Insights

Government Agencies Embrace AI Adoption Strategies at AI World Government 2019

AI World Government - Jefferson Memorial

The growing impact of artificial intelligence (AI) is being felt in all major industries and government agencies are looking to take advantage of AI as well. Due to the different levels of AI maturity and readiness that exist across the government, there is value in understanding the many stages of AI solution development.
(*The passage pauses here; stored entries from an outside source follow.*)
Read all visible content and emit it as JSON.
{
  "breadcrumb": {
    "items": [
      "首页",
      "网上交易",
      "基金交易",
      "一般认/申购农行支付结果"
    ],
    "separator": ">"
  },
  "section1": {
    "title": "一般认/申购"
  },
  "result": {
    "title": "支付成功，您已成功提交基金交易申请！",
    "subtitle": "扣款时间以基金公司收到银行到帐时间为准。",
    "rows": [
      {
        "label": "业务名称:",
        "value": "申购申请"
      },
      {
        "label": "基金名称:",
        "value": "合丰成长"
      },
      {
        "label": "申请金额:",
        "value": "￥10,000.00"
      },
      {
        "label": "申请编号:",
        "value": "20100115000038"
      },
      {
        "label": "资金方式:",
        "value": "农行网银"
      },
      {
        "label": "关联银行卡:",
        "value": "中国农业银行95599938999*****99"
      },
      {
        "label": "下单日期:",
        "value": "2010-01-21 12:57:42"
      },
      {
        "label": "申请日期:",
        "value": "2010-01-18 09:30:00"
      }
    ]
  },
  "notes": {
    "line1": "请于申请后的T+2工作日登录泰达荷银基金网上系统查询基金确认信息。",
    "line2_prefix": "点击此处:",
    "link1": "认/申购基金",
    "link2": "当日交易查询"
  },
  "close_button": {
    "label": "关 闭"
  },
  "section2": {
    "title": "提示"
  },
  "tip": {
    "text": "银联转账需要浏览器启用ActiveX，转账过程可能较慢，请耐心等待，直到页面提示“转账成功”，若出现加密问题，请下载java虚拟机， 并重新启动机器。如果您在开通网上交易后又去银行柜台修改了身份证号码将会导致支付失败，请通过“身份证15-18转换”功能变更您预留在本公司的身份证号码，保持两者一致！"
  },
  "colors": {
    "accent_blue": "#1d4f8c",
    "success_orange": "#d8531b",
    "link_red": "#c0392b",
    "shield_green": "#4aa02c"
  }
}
The AI World Government 2019 conference had presentations ranging from identifying the right AI projects to begin with to determining the infrastructure needs for organizations with existing AI use cases. Here were the top takeaways that I had from the conference:

  • Create a data strategy before an AI strategy. It’s not possible to utilize AI without TONS of data work first, so start there, with AI in mind. In this context, “data work” means locating, cleaning, and preparing data for use in AI algorithms. It also includes addressing issues such as data governance, privacy, and stability of data sources over time. These are non-trivial tasks, and government agencies have it right by first creating Chief Data Officers in each agency (as opposed to starting with Chief AI Officers). In some cases, it can make more sense to first identify a problem and then find your data and get started, however in this case, don’t expect your data to be mature. There is no avoiding the detailed data work that is required to move from a small R&D proof-of-concept to a large-scale production solution.

 

  • All AI solutions are bespoke, meaning that today's AI solutions are directly tied to the data that they rely on (imperfectly quoting Brian Thomas of NASA). Significant updates are needed if changes are made either to the underlying data or the target application. While some platforms can host multiple AI solutions, those AI solutions themselves don't handle multiple applications easily.

 

  • Enterprise-level code and artifact repositories are the best way to prevent re-engineering and encourage re-use, specifically for shared data sources. For example, Github is the most popular repository that underlies most open-source software. Enterprise versions of Github are available to establish within your company or agency to assist in the sharing of knowledge and code between your teams.

 

In fact, the above takeaways scale nicely, whether you’re considering AI adoption at a huge government agency, or for a small project in your department. Additionally, while getting data organized for an AI-oriented project, robotic process automation (RPA) opportunities will arise that will help improve overall data handling and data lineage. RPA improvements alone can sometimes be huge game changers before AI even gets off the ground.

Regardless of the maturity of your AI journey, I believe there are significant learning opportunities at conferences such as AI World Government. Level setting goals to other similar organizations and getting insight as to what might come next in your journey are important parts of the planning process.